Contudo, ao nosso redor vemos todos os dias que muitos permanecem indiferentes, ou rejeitam aceitar este anúncio. No final do Evangelho de Marcos, hoje temos palavras duras do Ressuscitado, que diz: «Quem crer e for baptizado será salvo, mas quem não crer será condenado» (Mc 16, 16), perder-se-á a si mesmo. Gostaria de vos convidar a meditar sobre isto. A confiança na acção do Espírito Santo deve impelir-nos sempre a ir e anunciar o Evangelho, ao testemunho corajoso da fé; mas para além da possibilidade de uma resposta positiva ao dom da fé há inclusive o risco da rejeição do Evangelho, do não-acolhimento do encontro vital com Cristo. Já santo Agostinho apresentava este problema num seu comentário à parábola do semeador: «Nós falamos — dizia — lançamos a semente, espalhamos a semente. Há aqueles que desprezam, aqueles que repreendem, aqueles que zombam. Se os tememos, não teremos mais nada para semear, e no dia da ceifa permaneceremos sem colheita. Por isso, venha a semente da terra boa» (Discursos sobre a disciplina cristã, 13, 14: pl 40, 677-678). Portanto, a rejeição não nos pode desencorajar. Como cristãos, somos testemunhas deste terreno fértil: apesar dos nossos limites, a nossa fé demonstra que existe a terra boa, onde a semente da Palavra de Deus produz frutos abundantes de justiça, de paz e de amor, de uma nova humanidade, de salvação. E toda a história da Igreja, com todos os problemas, demonstra também que existe a terra boa, que existe a semente boa, e dá fruto.

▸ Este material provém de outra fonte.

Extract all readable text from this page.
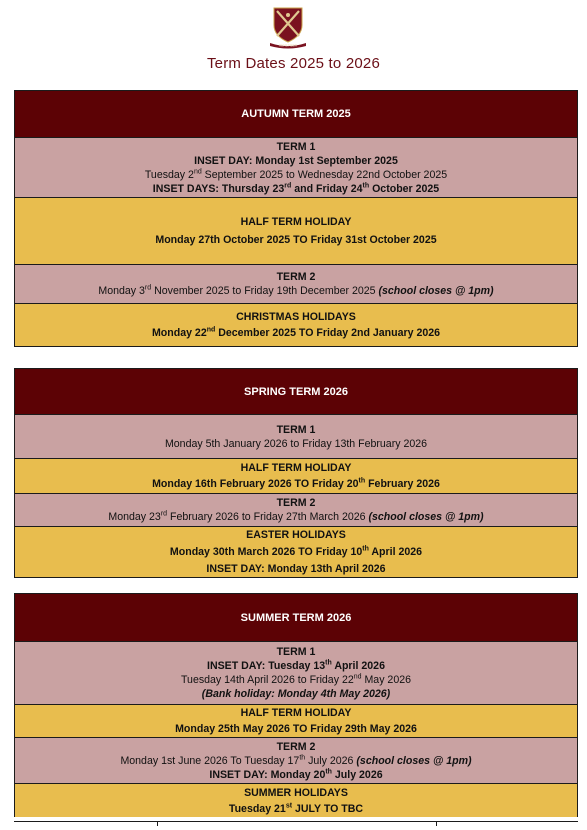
REMEMBER
Term Dates 2025 to 2026
AUTUMN TERM 2025

TERM 1
INSET DAY: Monday 1st September 2025
Tuesday 2nd September 2025 to Wednesday 22nd October 2025
INSET DAYS: Thursday 23rd and Friday 24th October 2025

HALF TERM HOLIDAY
Monday 27th October 2025 TO Friday 31st October 2025

TERM 2
Monday 3rd November 2025 to Friday 19th December 2025 (school closes @ 1pm)

CHRISTMAS HOLIDAYS
Monday 22nd December 2025 TO Friday 2nd January 2026
SPRING TERM 2026

TERM 1
Monday 5th January 2026 to Friday 13th February 2026

HALF TERM HOLIDAY
Monday 16th February 2026 TO Friday 20th February 2026

TERM 2
Monday 23rd February 2026 to Friday 27th March 2026 (school closes @ 1pm)

EASTER HOLIDAYS
Monday 30th March 2026 TO Friday 10th April 2026
INSET DAY: Monday 13th April 2026
SUMMER TERM 2026

TERM 1
INSET DAY: Tuesday 13th April 2026
Tuesday 14th April 2026 to Friday 22nd May 2026
(Bank holiday: Monday 4th May 2026)

HALF TERM HOLIDAY
Monday 25th May 2026 TO Friday 29th May 2026

TERM 2
Monday 1st June 2026 To Tuesday 17th July 2026 (school closes @ 1pm)
INSET DAY: Monday 20th July 2026

SUMMER HOLIDAYS
Tuesday 21st JULY TO TBC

Mas perguntemo-nos: de onde haure o homem aquela abertura do coração e da mente, para acreditar no Deus que se tornou visível em Jesus Cristo, morto e ressuscitado, para acolher a sua salvação, de tal modo que Ele e o seu Evangelho sejam guia e luz da existência? Resposta: nós podemos crer em Deus, porque Ele se aproxima de nós e nos toca, porque o Espírito Santo, dom do Ressuscitado, nos torna capazes de acolher o Deus vivo. Então, a fé é antes de tudo uma dádiva sobrenatural, um dom de Deus. O Concílio Vaticano II afirma: «Para prestar esta adesão da fé, são necessários a prévia e concomitante ajuda da graça divina e os interiores auxílios do Espírito Santo, o qual move e converte a Deus o coração, abre os olhos do entendimento, e dá “a todos a suavidade em aceitar e crer na verdade”» (Constituição dogmática Dei Verbum, 5). Na base do nosso caminho de fé está o Baptismo, o sacramento que nos confere o Espírito Santo, tornando-nos filhos de Deus em Cristo, e marca a entrada na comunidade da fé, na Igreja: não cremos por nós mesmos, sem a prevenção da graça do Espírito; e não cremos sozinhos, mas juntamente com os irmãos. Do Baptismo em diante, cada crente é chamado a reviver e fazer sua esta profissão de fé, com os irmãos.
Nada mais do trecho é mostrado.